Un projet coopératif ?

 

Il s’agit de concevoir, un même jour tout autour de la Terre, une installation artistique éphémère au moyen de fils, de pinces et de réalisations de format A4 conçues à partir d’une invitation commune. Cette installation se réalise en extérieur. Son agencement demande d’envisager l’invitation du moment, les contraintes météorologiques, techniques et de sécurité, l’intervention et le déplacement de, personnes, etc. Comme chaque réalisation individuelle contribue à une oeuvre collective issue de la coopération, le respect de l’invitation initiale est primordial. C’est pourquoi les pistes ne reformulent pas, mais la questionne.

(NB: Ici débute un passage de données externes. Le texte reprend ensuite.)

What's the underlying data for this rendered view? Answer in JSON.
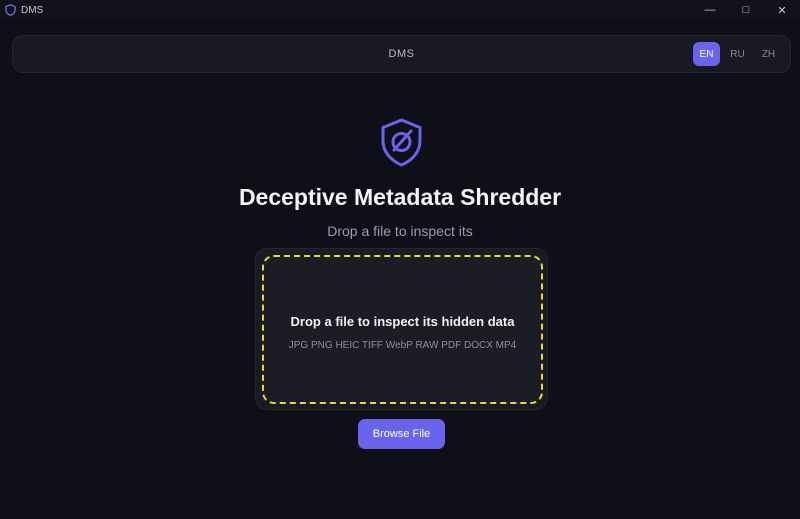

Jim Denevan, Angle of Repose, Desert X AlUla 2022. Photo Lance Gerberre. DR 

« Avec ou sans eau ? » est la question posée en vue de l’installation éphémère de La Grande Lessive® dont le dispositif emprunte à l’étendage le fil tendu en plein-air et les pinces à linge en bois. De la sorte, les réalisations de format A4 se retrouvent suspendues à la manière d’effets vestimentaires mis à sécher. La durée l’exposition du linge dépend de l’évaporation de l’eau qui varie en fonction de la météo. Commencé avec des vêtements imbibés d’eau, l’étendage cesse, grâce à l’action du soleil et du vent, dès la disparation de l’humidité. Pour des réalisations plastiques (dessins, peintures, images numériques, etc.), qu’il pleuve ou qu’il vente, l’exposition commence avec le jour et prend fin avec la nuit.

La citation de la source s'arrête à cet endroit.